A solução não é nova. Com frequência, terminada a história, alguns filmes apresentam os intérpretes mais ou menos assim como no teatro, ao final de uma peça, os atores voltam à cena para agradecer os aplausos. A intenção aqui é diversa. Um agradecimento, sim, mas principalmente um deslocamento da história para uma outra dimensão. A história acabou, mas o filme não. O final depois do final é parte integrante do espetáculo. As imagens deste quase posfácio, digamos assim, explicam o que veio antes, analisam o que acabamos de ver, carnavalizam o que acabamos se ver. Nelas, numa espécie de desfile de escola de samba. Os personagens, inseridos num espaço e tempo diferentes daqueles em que a história foi contada, conversam então diretamente com o espectador por meio de um gestual à flor da pele, por uma expressão corporal imediata, absoluta. Improvisação livre. Com o ator solto, sem personagem ou cena para interpretar, o quase posfácio resume o filme que acabou de passar na tela. Vai trabalhar, vagabundo! reafirma então que todo o tempo se mostrou ao espectador como uma fantasia, um brinquedo, um jogo de faz de conta. Por trás de cada personagem, do vilão ou do herói (e a rigor nem seria lícito falar em vilão e herói), encontra-se principalmente a satisfação de brincar de uma coisa ou outra.

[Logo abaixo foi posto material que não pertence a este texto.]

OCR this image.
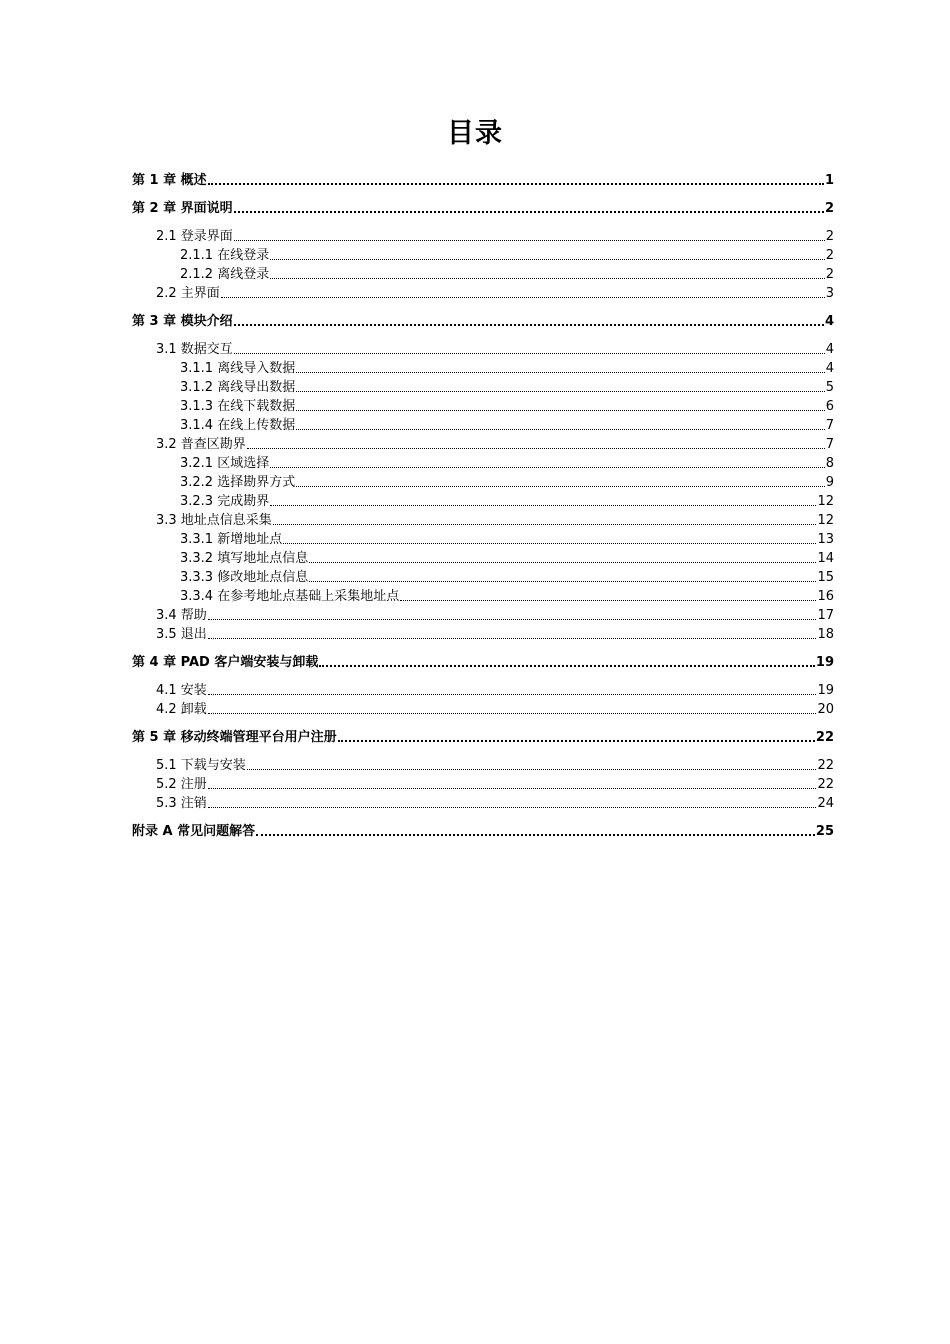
目录
第 1 章 概述	1
第 2 章 界面说明	2
2.1 登录界面	2
2.1.1 在线登录	2
2.1.2 离线登录	2
2.2 主界面	3
第 3 章 模块介绍	4
3.1 数据交互	4
3.1.1 离线导入数据	4
3.1.2 离线导出数据	5
3.1.3 在线下载数据	6
3.1.4 在线上传数据	7
3.2 普查区勘界	7
3.2.1 区域选择	8
3.2.2 选择勘界方式	9
3.2.3 完成勘界	12
3.3 地址点信息采集	12
3.3.1 新增地址点	13
3.3.2 填写地址点信息	14
3.3.3 修改地址点信息	15
3.3.4 在参考地址点基础上采集地址点	16
3.4 帮助	17
3.5 退出	18
第 4 章 PAD 客户端安装与卸载	19
4.1 安装	19
4.2 卸载	20
第 5 章 移动终端管理平台用户注册	22
5.1 下载与安装	22
5.2 注册	22
5.3 注销	24
附录 A 常见问题解答	25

O filme começa com a saída de Dino da prisão. Convém acentuar: na sequência de abertura a imagem é em preto e branco e o som é distorcido, difícil entender os conselhos do guarda que acompanha o preso até o portão do saída. Sair de prisão significa, aqui, deixar um cotidiano descolorido e de falas ininteligíveis para cair no carnaval, no mundo de cores da fotografia de José Medeiros. Convém acentuar ainda: não há nenhuma informação sobre o possível delito que levou Dino a ser preso e nenhuma informação sobre o presídio – pode ser um cárcere de verdade concreta ou um muro imaginário, um estado de coisas, uma ordem restritiva que prende o indivíduo entre quatro paredes. O que temos na tela é a libertação de alguém preso por uma razão qualquer, ou sem razão qualquer, preso simplesmente porque foi encontrado solto, andando impunemente pelas ruas da cidade (coisa nem tão difícil de acontecer). O que temos na tela é uma história contada a partir da volta à rua, à liberdade, ao carnaval (coisa nem tão facil de acontecer).

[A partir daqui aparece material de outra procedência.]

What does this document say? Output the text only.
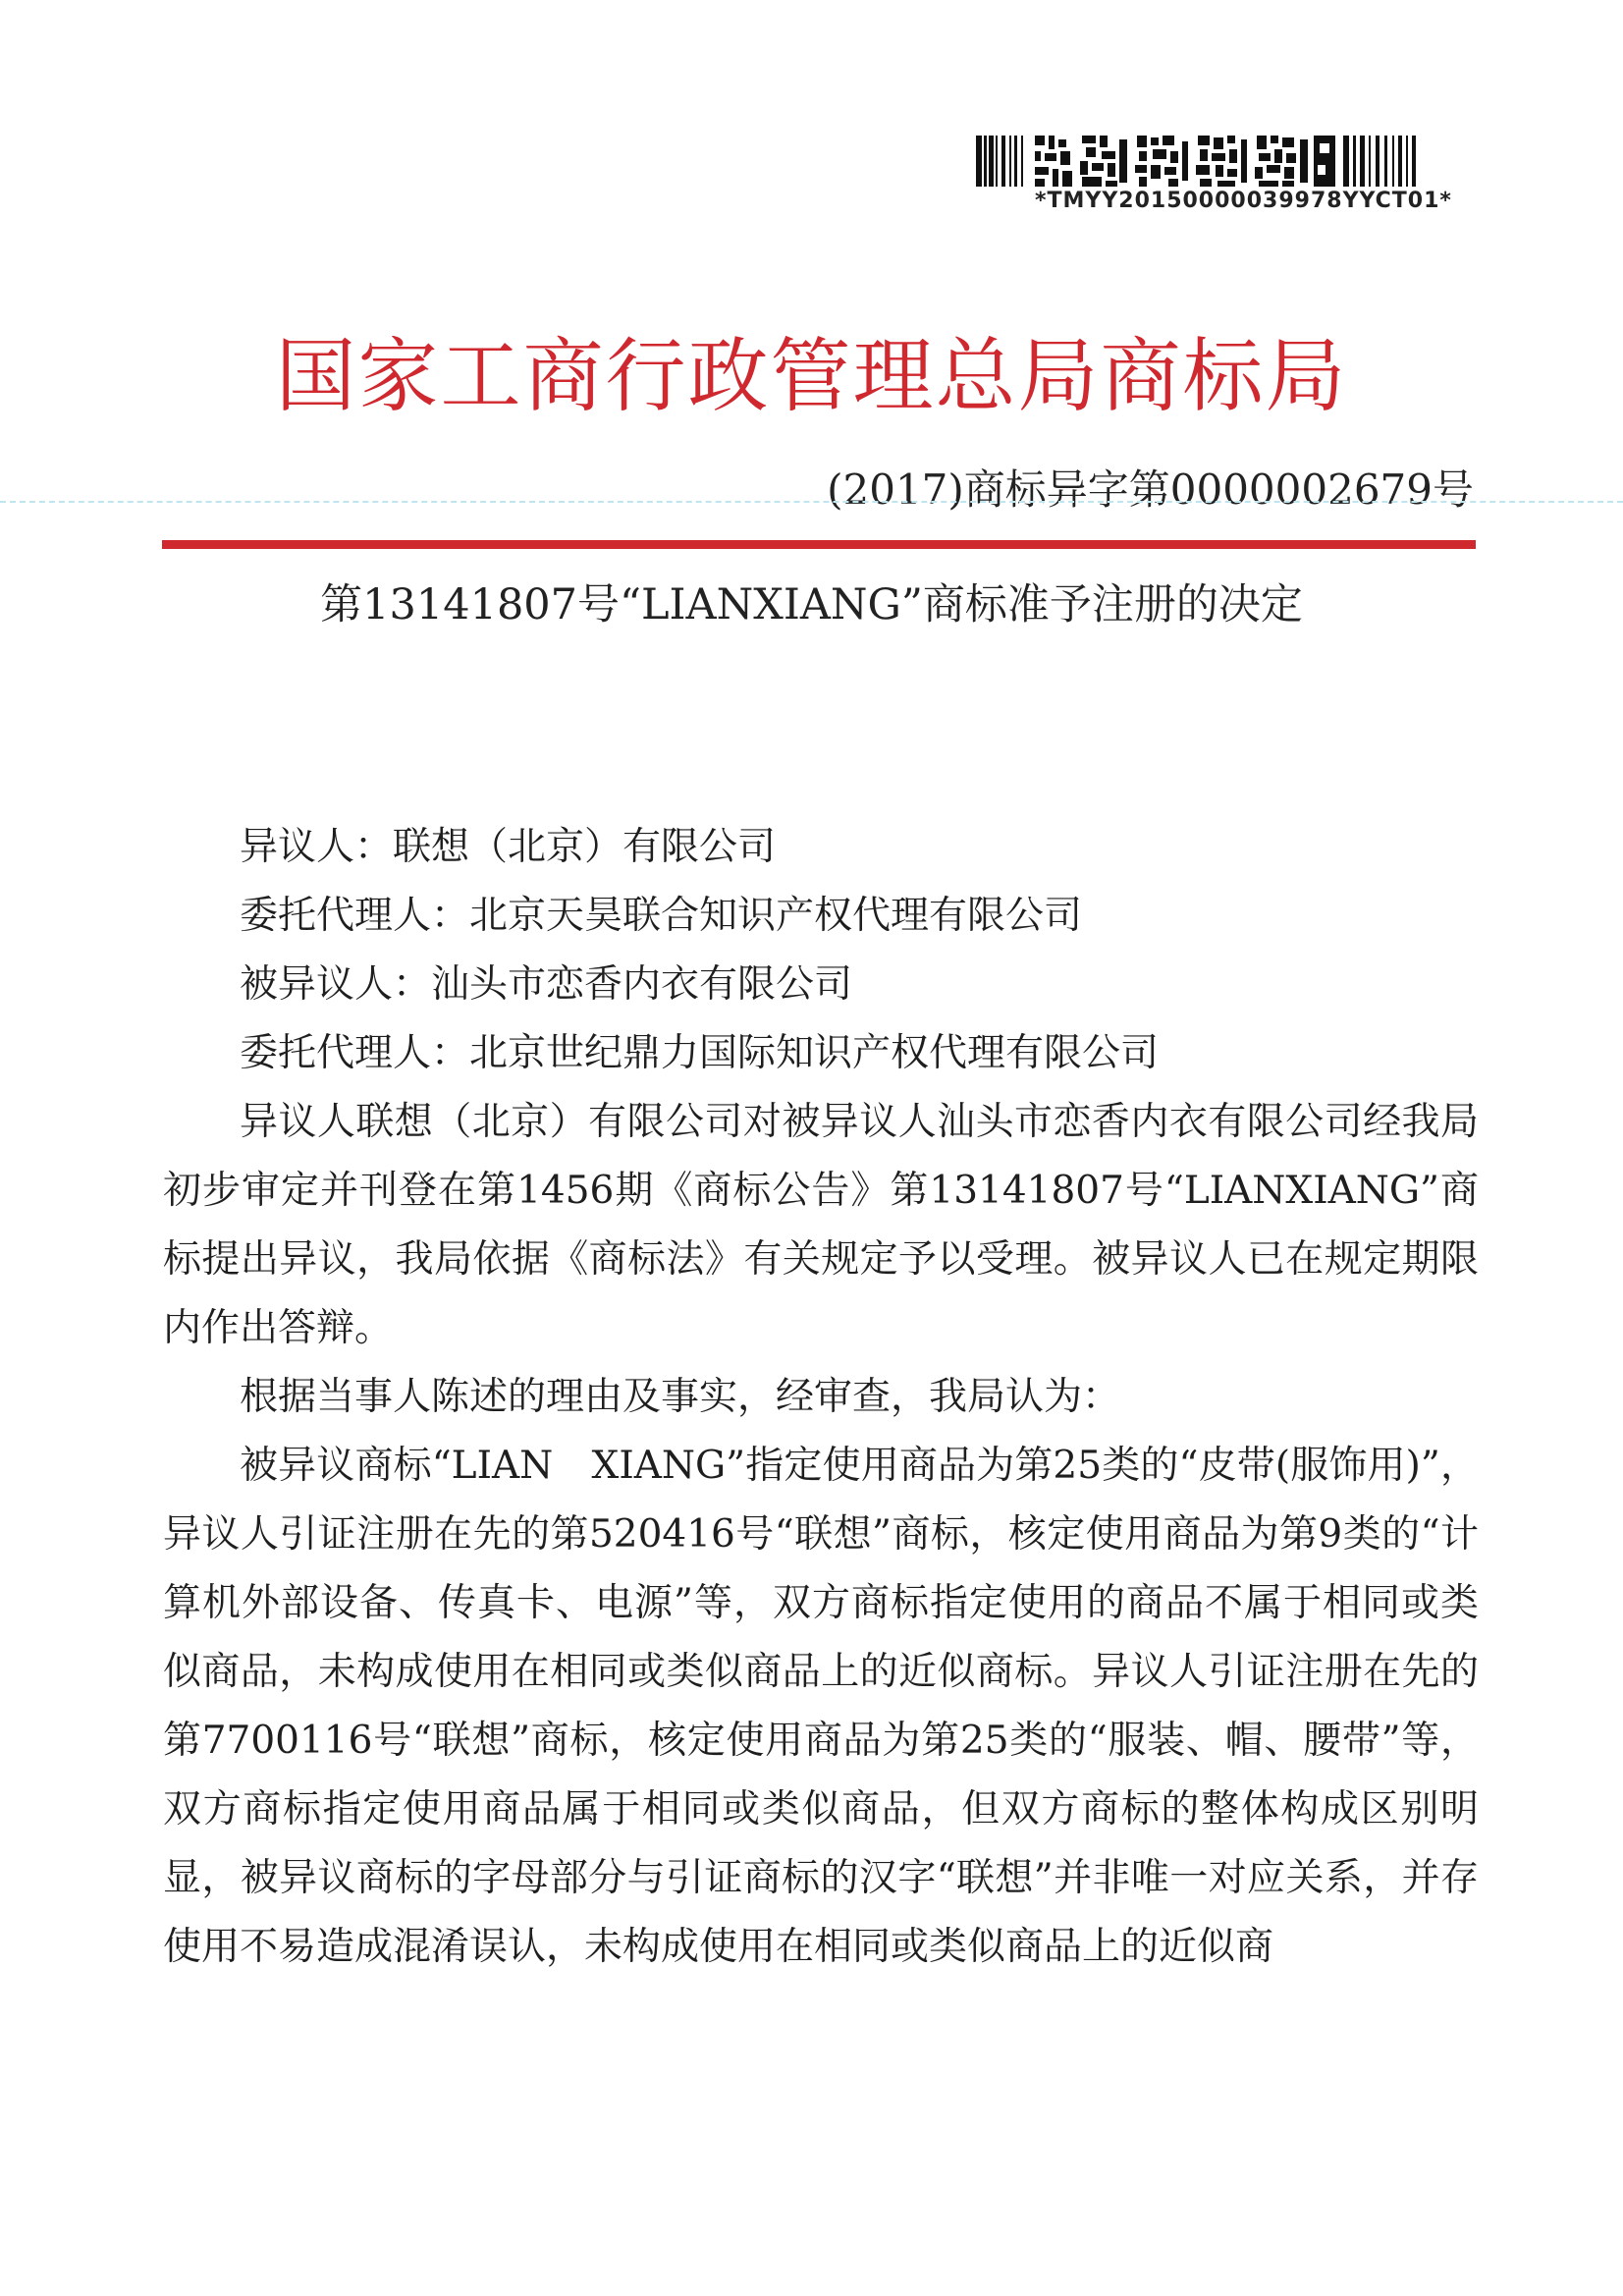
*TMYY20150000039978YYCT01*
国家工商行政管理总局商标局
(2017)商标异字第0000002679号
第13141807号“LIANXIANG”商标准予注册的决定

异议人：联想（北京）有限公司

委托代理人：北京天昊联合知识产权代理有限公司

被异议人：汕头市恋香内衣有限公司

委托代理人：北京世纪鼎力国际知识产权代理有限公司

异议人联想（北京）有限公司对被异议人汕头市恋香内衣有限公司经我局初步审定并刊登在第1456期《商标公告》第13141807号“LIANXIANG”商标提出异议，我局依据《商标法》有关规定予以受理。被异议人已在规定期限内作出答辩。

根据当事人陈述的理由及事实，经审查，我局认为：

被异议商标“LIAN　XIANG”指定使用商品为第25类的“皮带(服饰用)”，异议人引证注册在先的第520416号“联想”商标，核定使用商品为第9类的“计算机外部设备、传真卡、电源”等，双方商标指定使用的商品不属于相同或类似商品，未构成使用在相同或类似商品上的近似商标。异议人引证注册在先的第7700116号“联想”商标，核定使用商品为第25类的“服装、帽、腰带”等，双方商标指定使用商品属于相同或类似商品，但双方商标的整体构成区别明显，被异议商标的字母部分与引证商标的汉字“联想”并非唯一对应关系，并存使用不易造成混淆误认，未构成使用在相同或类似商品上的近似商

Esta sensação de se encontrar solto para brincar como criança é sublinhada pelo aparecimento da cor e pela alegria que o personagem demonstra com seu modo de caminhar como quem dança. No reencontro do preso com o espaço aberto, no trajeto entre a prisão e a rua, Dino desfila como um passista de escola de samba. A prisão ficou para trás. Só a liberdade conta. Uma vez fora das grades, começa o carnaval.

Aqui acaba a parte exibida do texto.